A few more rounds of heating and torquing, then the inevitable happened.
It was apparently too much to ask of Mr. Goodwrench. R.I.P.
I never did get that axle nut off, but luckily a friend was able to. With a proper garage full of proper tools and being a proper man, Dave was able to torch it up to red hot, then torque it back and forth with his 1000 ft lb air impact. We tried it with the impact before the torch and it wouldn’t budge in either direction.
FINALLY, I will be able to get that brake rebuilt.
Back to that driver’s side rear wheel, I made a couple more attempts at getting the axle nut loose. For a start, I bought a Bernzomatic MAP gas hand torch kit (Amazon link)…
I heated the axle nut until it was smoking, then jumped up and down on it with my old faithful 17″ long Goodwrench 1/2″ drive breaker bar with an 18″ cheater pipe.
Broken breaker bar… OK, fine. I went to Harbor Freight and bought the biggest 1/2″ drive breaker bar they had, a 25″ Icon brand (Harbor Freight link).
That comfort grip TPR handle wasn’t very comfortable. Also, it was too large to fit inside the cheater pipe. That would have left me at 25″ instead of the 35″ I had with the cheater pipe.
So, looking at the business end of each breaker bar, they both had a similar allen key bolt holding the drive in. Swapped those out and was back in business with my old Goodwrench breaker bar and cheater pipe.

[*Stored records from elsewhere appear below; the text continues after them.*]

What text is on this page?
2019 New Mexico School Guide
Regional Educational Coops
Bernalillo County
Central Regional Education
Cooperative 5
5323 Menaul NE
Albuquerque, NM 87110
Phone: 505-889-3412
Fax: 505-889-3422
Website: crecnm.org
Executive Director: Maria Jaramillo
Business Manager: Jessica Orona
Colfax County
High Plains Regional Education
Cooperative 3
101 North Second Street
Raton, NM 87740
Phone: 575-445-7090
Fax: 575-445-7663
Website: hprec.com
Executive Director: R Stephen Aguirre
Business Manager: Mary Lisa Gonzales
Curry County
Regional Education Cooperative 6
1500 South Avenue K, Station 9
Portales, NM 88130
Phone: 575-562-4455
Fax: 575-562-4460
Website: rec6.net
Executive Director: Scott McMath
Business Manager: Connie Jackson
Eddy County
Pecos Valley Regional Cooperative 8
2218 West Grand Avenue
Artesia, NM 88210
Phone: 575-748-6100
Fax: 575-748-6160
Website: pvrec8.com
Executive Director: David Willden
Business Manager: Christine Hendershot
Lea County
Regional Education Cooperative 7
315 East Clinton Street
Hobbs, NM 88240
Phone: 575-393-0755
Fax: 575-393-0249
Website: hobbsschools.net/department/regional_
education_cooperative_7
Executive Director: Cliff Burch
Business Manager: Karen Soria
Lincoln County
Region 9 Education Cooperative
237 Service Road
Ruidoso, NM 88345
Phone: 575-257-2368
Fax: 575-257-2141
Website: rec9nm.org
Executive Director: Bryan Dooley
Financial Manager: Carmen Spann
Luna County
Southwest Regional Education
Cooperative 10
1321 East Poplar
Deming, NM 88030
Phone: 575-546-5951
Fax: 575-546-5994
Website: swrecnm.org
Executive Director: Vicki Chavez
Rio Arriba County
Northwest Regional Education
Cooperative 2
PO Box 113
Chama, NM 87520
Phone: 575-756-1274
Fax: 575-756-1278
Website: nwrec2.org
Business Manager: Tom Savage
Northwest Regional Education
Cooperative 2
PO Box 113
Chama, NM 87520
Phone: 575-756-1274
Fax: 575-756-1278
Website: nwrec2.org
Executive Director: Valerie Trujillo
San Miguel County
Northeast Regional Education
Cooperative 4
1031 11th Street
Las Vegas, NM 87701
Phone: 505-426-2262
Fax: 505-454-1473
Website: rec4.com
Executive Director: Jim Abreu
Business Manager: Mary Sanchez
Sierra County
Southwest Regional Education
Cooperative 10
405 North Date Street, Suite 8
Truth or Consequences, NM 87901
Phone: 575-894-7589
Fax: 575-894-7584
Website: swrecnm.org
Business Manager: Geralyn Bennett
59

But, still no luck. Several cycles of heating and torquing later, the axle nut was still frozen solid.
With the car in gear, the parking brake on, and a jack stand jammed up under the front of the wheel, I still managed to dig a rut by spinning the wheel…
It was also now sitting on top of that jack stand wheel chock, so I had to put it in neutral, release the parking brake, and push the car back a few inches to be able to get the jack stand out.
After a successful second master cylinder replacement, I went back out a couple of weeks later to adjust the brake shoes and found that both rear wheel cylinders were blown. Brake fluid all over the place in the rear. I ordered new wheel cylinders for the front (Amazon link) and rear (Amazon link), figuring the fronts would blow after replacing the rears – pressure finding the next weakest point in the pipeline.
Once I had the parts in hand, while having my morning coffee at the start of installation day, I figured I may as well replace the shoes and hardware while I was in there. Shopping around online, I found that O’Reilly had the parts in stock. Went and picked everything up and was ready to go.
I started at the passenger rear, just like when bleeding the brakes. I was worried about the axle nut, a 32mm castle nut. I didn’t have that big of a socket, so I picked on of those up as well.
Everything came apart without issue and was surprisingly easy. I was expecting a more complicated setup, but not so much.
That picture was taken after blowing half a can of Brake Kleen and wiping everything down. The shoes were about half-life.
One of the washers on the back side crumbled. Replaced it with the closest I could find laying around in my somewhat organized hardware pile.
New shoes and old shoes side by side. The old hand cleaner can is a good brake fluid catcher. It’s also a good oil pan for changing the lawn mower oil.
New parts waiting to go.
As I was reassembling, there were some snags, like one of the pre-drilled holes in the shoe not being big enough for the pin.
I also had to mix and match some of the old and new parts. The new springs were significantly taller than the old springs. I couldn’t get them compressed far enough, so reused the old springs. It was still a very tight fit.
I put the drum back on, took it off, adjusted the shoes, repeated that process ten times or so, getting a nice, snug fit.
Got that wheel back together, but when I went around to do the passenger side rear wheel, the axle nut was not budging. I decided to go ahead and bleed that rear passenger side, but my manual brake bleeder vacuum gun promptly blew out and started squirting brake fluid in my face.
I was able to finish bleeding it with minimal brake fluid ingested.
AutoZone was the only place in town that had one of those manual brake bleeder vacuum guns in stock, so I headed over there. Saw this sweet 1964 Galaxie 500 in the parking lot.